Les modèles qui rendent le plus justice aux phénomènes constatés représentent les sens verbaux indépendamment de l'appariement en syntaxe : les linguistes cognitivistes (Janda 2008), le " préfixologue " Krongauz (1998) et les linguistes de la TOE (Théorie des Opérations Énonciatives)  Paillard et Dobrušina (2001) considèrent que les deux éléments de la combinaison Prf+V en russe conservent leur autonomie sémantique, et que l'apport sémantique du préfixe est de transformer une situation en événement : tout préfixe, en s'alliant à une base verbale, " programme au moins deux situations ainsi que le passage de l'une à l'autre " (Krongauz 2008 :171). Il existe des principes combinatoires réguliers représentables et stables ; l'unité obtenue est complexe du point de vue sémantique, mais " simple " du point de vue de la syntaxe (le concept de prédicat complexe est largement utilisé). Finalement, ces analyses reprennent les intuitions de Davidson et de Bach : dans la combinaison Prf+V , chacun des deux éléments apporte sa sémantique qui déroule progressivement le sens de l'ensemble, et le résultat est un événement, dont l'essence est d'exprimer le changement par rapport à un état stable du monde, contrairement à l'action, qui met surtout en jeu l'instigateur du processus.

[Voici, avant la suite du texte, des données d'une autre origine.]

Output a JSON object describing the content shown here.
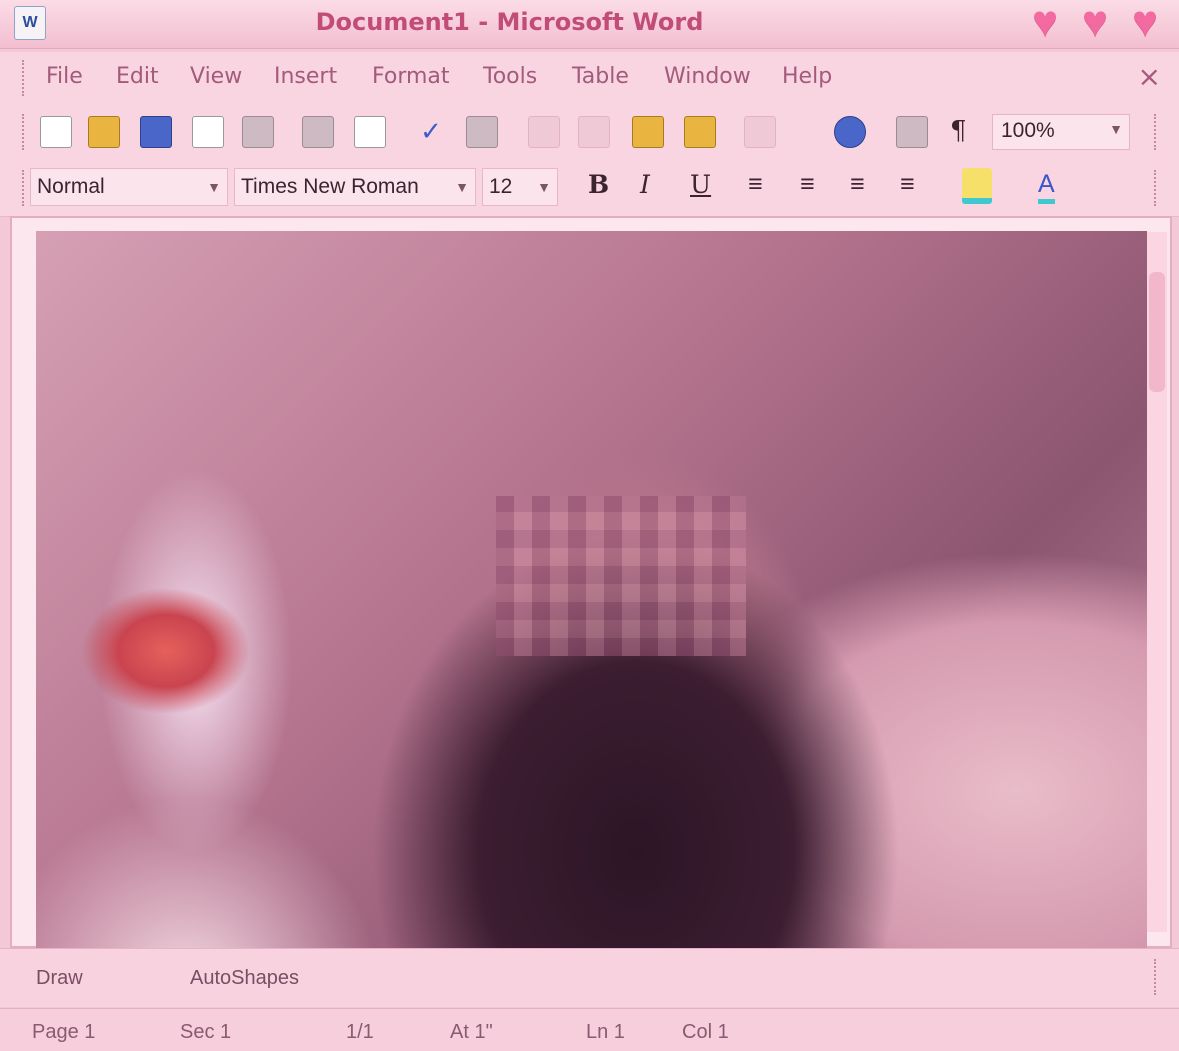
{
  "window": {
    "title": "Document1 - Microsoft Word",
    "icon_label": "W"
  },
  "menubar": {
    "items": [
      "File",
      "Edit",
      "View",
      "Insert",
      "Format",
      "Tools",
      "Table",
      "Window",
      "Help"
    ],
    "close_symbol": "×"
  },
  "standard_toolbar": {
    "paragraph_mark": "¶",
    "zoom": "100%"
  },
  "formatting_toolbar": {
    "style": "Normal",
    "font": "Times New Roman",
    "size": "12",
    "bold": "B",
    "italic": "I",
    "underline": "U",
    "font_color_symbol": "A"
  },
  "drawing_toolbar": {
    "draw_label": "Draw",
    "autoshapes_label": "AutoShapes"
  },
  "status_bar": {
    "page": "Page  1",
    "section": "Sec  1",
    "pages": "1/1",
    "at": "At  1\"",
    "line": "Ln  1",
    "column": "Col  1"
  },
  "colors": {
    "theme_pink": "#f4c9d7",
    "title_text": "#c24c78",
    "hearts": "#f26aa0"
  },
  "icons": [
    "new-document-icon",
    "open-icon",
    "save-icon",
    "permission-icon",
    "email-icon",
    "print-icon",
    "print-preview-icon",
    "spelling-icon",
    "research-icon",
    "cut-icon",
    "copy-icon",
    "paste-icon",
    "format-painter-icon",
    "undo-icon",
    "hyperlink-icon",
    "tables-borders-icon",
    "show-hide-icon",
    "align-left-icon",
    "center-icon",
    "align-right-icon",
    "justify-icon",
    "highlight-icon",
    "font-color-icon"
  ]
}
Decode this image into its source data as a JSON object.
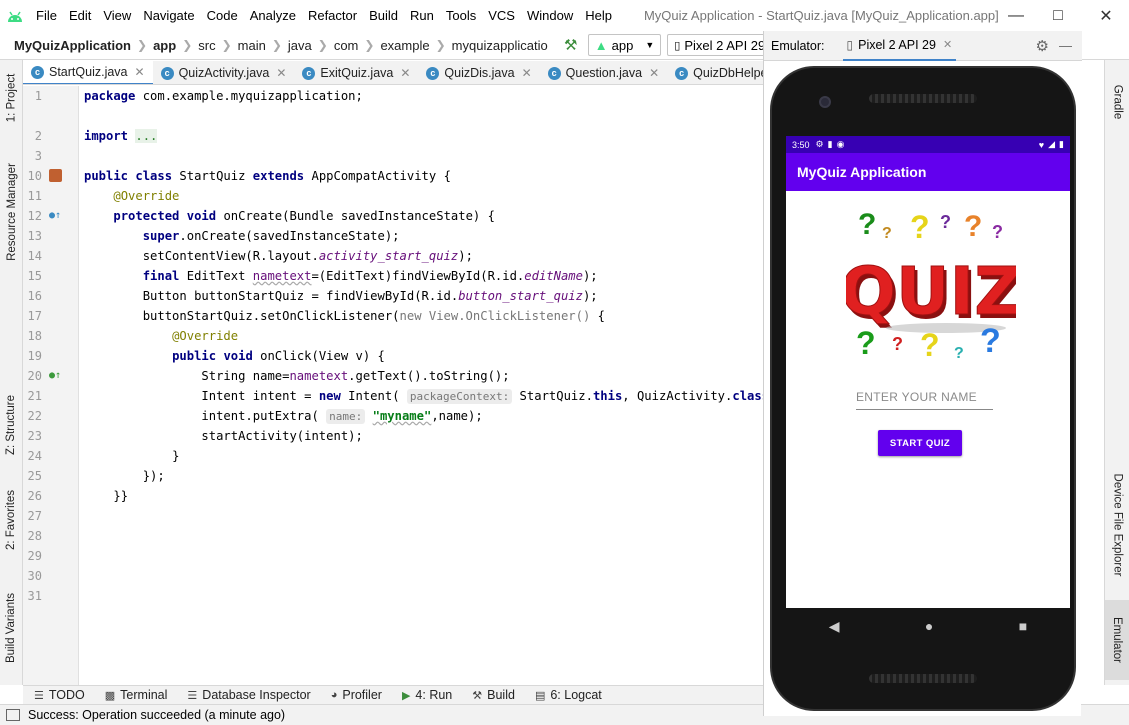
{
  "menu": [
    "File",
    "Edit",
    "View",
    "Navigate",
    "Code",
    "Analyze",
    "Refactor",
    "Build",
    "Run",
    "Tools",
    "VCS",
    "Window",
    "Help"
  ],
  "window_title": "MyQuiz Application - StartQuiz.java [MyQuiz_Application.app]",
  "breadcrumb": [
    "MyQuizApplication",
    "app",
    "src",
    "main",
    "java",
    "com",
    "example",
    "myquizapplicatio"
  ],
  "toolbar": {
    "run_config": "app",
    "device": "Pixel 2 API 29"
  },
  "left_tabs": {
    "project": "1: Project",
    "resource_manager": "Resource Manager",
    "structure": "Z: Structure",
    "favorites": "2: Favorites",
    "build_variants": "Build Variants"
  },
  "right_tabs": {
    "gradle": "Gradle",
    "device_file_explorer": "Device File Explorer",
    "emulator": "Emulator"
  },
  "editor_tabs": [
    "StartQuiz.java",
    "QuizActivity.java",
    "ExitQuiz.java",
    "QuizDis.java",
    "Question.java",
    "QuizDbHelper.java"
  ],
  "line_numbers": [
    "1",
    "2",
    "3",
    "10",
    "11",
    "12",
    "13",
    "14",
    "15",
    "16",
    "17",
    "18",
    "19",
    "20",
    "21",
    "22",
    "23",
    "24",
    "25",
    "26",
    "27",
    "28",
    "29",
    "30",
    "31"
  ],
  "code": {
    "l1": {
      "kw": "package",
      "rest": " com.example.myquizapplication;"
    },
    "l3": {
      "kw": "import",
      "fold": "..."
    },
    "l11": {
      "a": "public",
      "b": "class",
      "c": " StartQuiz ",
      "d": "extends",
      "e": " AppCompatActivity {"
    },
    "l12": {
      "ann": "@Override"
    },
    "l13": {
      "a": "protected",
      "b": "void",
      "c": " onCreate(Bundle savedInstanceState) {"
    },
    "l14": {
      "kw": "super",
      "rest": ".onCreate(savedInstanceState);"
    },
    "l15": {
      "pre": "setContentView(R.layout.",
      "it": "activity_start_quiz",
      "post": ");"
    },
    "l16": {
      "kw": "final",
      "a": " EditText ",
      "var": "nametext",
      "b": "=(EditText)findViewById(R.id.",
      "it": "editName",
      "post": ");"
    },
    "l17": {
      "pre": "Button buttonStartQuiz = findViewById(R.id.",
      "it": "button_start_quiz",
      "post": ");"
    },
    "l18": {
      "pre": "buttonStartQuiz.setOnClickListener(",
      "gray": "new View.OnClickListener()",
      "post": " {"
    },
    "l19": {
      "ann": "@Override"
    },
    "l20": {
      "a": "public",
      "b": "void",
      "c": " onClick(View v) {"
    },
    "l21": {
      "pre": "String name=",
      "var": "nametext",
      "post": ".getText().toString();"
    },
    "l22": {
      "pre": "Intent intent = ",
      "kw": "new",
      "mid": " Intent( ",
      "hint": "packageContext:",
      "mid2": " StartQuiz.",
      "kw2": "this",
      "mid3": ", QuizActivity.",
      "kw3": "class",
      "post": ");"
    },
    "l23": {
      "pre": "intent.putExtra( ",
      "hint": "name:",
      "str": "\"myname\"",
      "post": ",name);"
    },
    "l24": {
      "pre": "startActivity(intent);"
    },
    "l25": {
      "pre": "}"
    },
    "l26": {
      "pre": "});"
    },
    "l27": {
      "pre": "}}"
    }
  },
  "bottom_tools": [
    "TODO",
    "Terminal",
    "Database Inspector",
    "Profiler",
    "4: Run",
    "Build",
    "6: Logcat"
  ],
  "status": "Success: Operation succeeded (a minute ago)",
  "emulator": {
    "label": "Emulator:",
    "device_tab": "Pixel 2 API 29",
    "phone": {
      "time": "3:50",
      "app_title": "MyQuiz Application",
      "image_text": "QUIZ",
      "input_placeholder": "ENTER YOUR NAME",
      "button_label": "START QUIZ"
    }
  },
  "colors": {
    "primary": "#6200ee",
    "primary_dark": "#3700b3",
    "accent": "#4083c9"
  }
}
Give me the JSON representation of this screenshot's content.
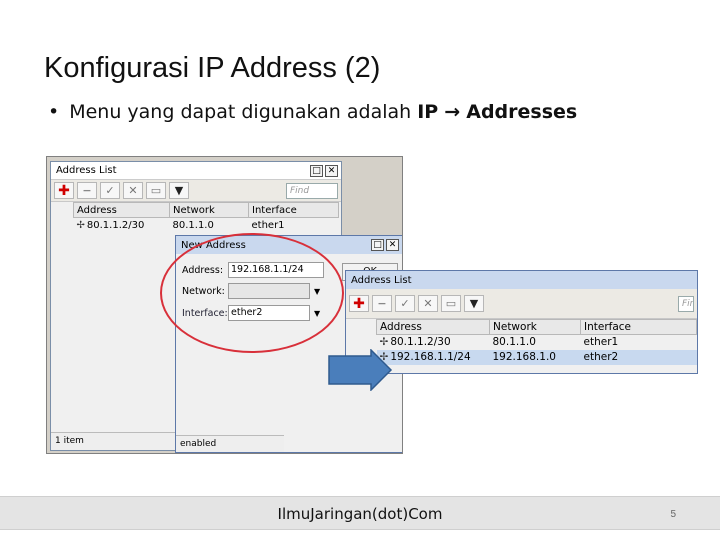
{
  "slide": {
    "title": "Konfigurasi IP Address (2)",
    "bullet_prefix": "Menu yang dapat digunakan adalah ",
    "bullet_ip": "IP",
    "bullet_arrow": "→",
    "bullet_target": "Addresses"
  },
  "address_list_back": {
    "title": "Address List",
    "find_placeholder": "Find",
    "columns": [
      "Address",
      "Network",
      "Interface"
    ],
    "rows": [
      {
        "address": "80.1.1.2/30",
        "network": "80.1.1.0",
        "interface": "ether1"
      }
    ],
    "status": "1 item"
  },
  "new_address": {
    "title": "New Address",
    "address_label": "Address:",
    "address_value": "192.168.1.1/24",
    "network_label": "Network:",
    "network_value": "",
    "interface_label": "Interface:",
    "interface_value": "ether2",
    "ok_label": "OK",
    "status": "enabled"
  },
  "address_list_front": {
    "title": "Address List",
    "find_placeholder": "Find",
    "columns": [
      "Address",
      "Network",
      "Interface"
    ],
    "rows": [
      {
        "address": "80.1.1.2/30",
        "network": "80.1.1.0",
        "interface": "ether1"
      },
      {
        "address": "192.168.1.1/24",
        "network": "192.168.1.0",
        "interface": "ether2"
      }
    ]
  },
  "footer": {
    "site": "IlmuJaringan(dot)Com",
    "page": "5"
  },
  "colors": {
    "annotation_ellipse": "#d8303a",
    "arrow_fill": "#4a7ebb",
    "titlebar_blue": "#c9d8ee"
  }
}
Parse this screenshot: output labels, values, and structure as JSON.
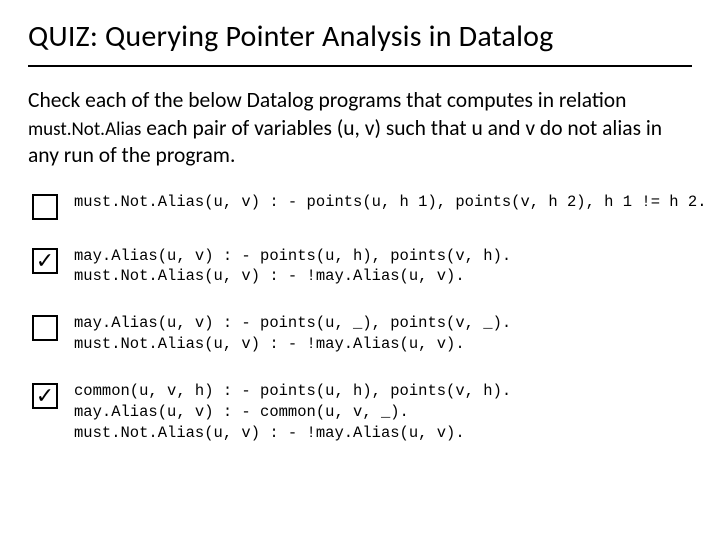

Au total, les écoles linguistiques présentent des divergences non seulement dans la façon de définir l'événement porté par le verbe, mais dans la façon même de le modéliser selon la langue décrite : le verbe russe dans les théories présentés ci-dessus n'est pas analysé comme une interprétation sur des modèles, mais est une unité linguistique naturelle (symbolique et arbitraire) au sens abstrait et général (Ruhl 1989) qui construit sa spécification (événement, processus, propriété) dans l'instance énonciative au moyen des moyens morphologiques riches fournis par le système de la langue. La prise en compte de ces langues dans lesquelles le verbe est exprimé différemment amène à la conclusion qu'une approche qui privilégie les données empiriques comme préalables à la formalisation semble préférable. En particulier, les phénomènes liés aux particules adverbiales (down, up, over, off, etc.), largement négligées dans les approches de sémantique formelle, peuvent fournir les bases d'un traitement plus empirique et lexical de ces phénomènes pour l'anglais.